As the electorate is clearly leaning to the left this time around following the stunning fall from grace of Park and her conservative administration, Moon is widely tipped to be the next president.
Yet, political watchers point out that his affiliation with the late president Roh, a highly divisive figure who committed suicide amid a corruption probe, could hinder his rise. Some also argue that he is too idealistic on security perspectives and North Korea.
AHN CHEOL-SOO, 55, PEOPLE’S PARTY
Until he announced his bid for presidency, 55-year-old Ahn Cheol-soo was better known as a medical doctor-turned software mogul and celebrity mentor for the youth.
He only formed the People’s Party in February, after breaking off from the main opposition Democratic Party of Korea, to offer a more centrist alternative.
In 2012, he almost ran against Park in the presidential race, but dropped out to back his current opponent Moon who was ultimately unsuccessful in his bid. This year, he promised voters to create a nation where, as his slogan says, "the people always win".
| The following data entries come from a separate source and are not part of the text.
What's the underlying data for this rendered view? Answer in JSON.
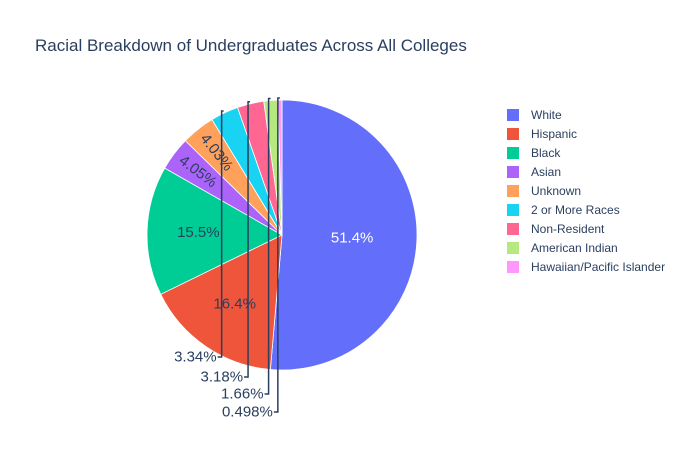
{
  "chart_data": {
    "type": "pie",
    "title": "Racial Breakdown of Undergraduates Across All Colleges",
    "legend_position": "right",
    "direction": "clockwise",
    "sort": "descending",
    "slices": [
      {
        "label": "White",
        "value": 51.4,
        "text": "51.4%",
        "color": "#636efa",
        "text_position": "inside"
      },
      {
        "label": "Hispanic",
        "value": 16.4,
        "text": "16.4%",
        "color": "#EF553B",
        "text_position": "inside"
      },
      {
        "label": "Black",
        "value": 15.5,
        "text": "15.5%",
        "color": "#00cc96",
        "text_position": "inside"
      },
      {
        "label": "Asian",
        "value": 4.05,
        "text": "4.05%",
        "color": "#ab63fa",
        "text_position": "inside"
      },
      {
        "label": "Unknown",
        "value": 4.03,
        "text": "4.03%",
        "color": "#FFA15A",
        "text_position": "inside"
      },
      {
        "label": "2 or More Races",
        "value": 3.34,
        "text": "3.34%",
        "color": "#19d3f3",
        "text_position": "outside"
      },
      {
        "label": "Non-Resident",
        "value": 3.18,
        "text": "3.18%",
        "color": "#FF6692",
        "text_position": "outside"
      },
      {
        "label": "American Indian",
        "value": 1.66,
        "text": "1.66%",
        "color": "#B6E880",
        "text_position": "outside"
      },
      {
        "label": "Hawaiian/Pacific Islander",
        "value": 0.498,
        "text": "0.498%",
        "color": "#FF97FF",
        "text_position": "outside"
      }
    ]
  }
}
Ahn has backed the US-led anti-missile system and approved of international sanctions on North Korea. However, he does share some similar views to Moon in that he supports dialogue with Pyongyang.
His main supporters are those in their 50s and over, the self-employed, as well as stay-at home voters with a conservative inclination.
Among Ahn's strengths is his unique centrist position, which can appeal to swing voters who do not want to support the conservative camp, nor Moon of the main liberal party. However, his "centrist" stance has also worked against him in a time when the nation is more polarized than ever.
Another weakness of Ahn’s is that he has no actual experience in state governance, although he has frequently highlighted his entrepreneurial leadership as the founder of the country's first computer anti-virus program provider.
HONG JOON-PYO, 62, LIBERTY PARTY OF KOREA
Hong Joon-pyo, the flag-bearer for South Korea’s embattled ruling party, billed himself as the true representative of conservatives, after the impeachment of former President Park.
The former governor and star-prosecutor has earned a nickname “Hong-Trump” for his aggressive and controversial comments, including his sexist and homophobic remarks and alleged complicity in a sexual assault attempt.
Hong was seen as the most unexpected player in this year’s presidential election, suddenly emerging as the only likely candidate for the conservative party which has struggled as a result of Park’s ignominious fall.
Yet, his ultra-conservative vision and unrefined rhetoric is appealing to right-leaning voters, especially those residing in the Daegu-North Gyeongsang Province area, the political home turf of Park and her party.
Experts say Hong’s seemingly enigmatic rise is due to the consolidation of conservative voters, who earlier in the race were largely divided over who to support.
Senior conservative voters in particular are actively supporting Hong, who resigned from his post as South Gyeongsang Province governor to embark on his presidential race.
Hong has pledged to push for a hardline stance on North Korea and other security issues, vowed to revive the death penalty in the country and crack down on unionists who he has accused of slowing the economy.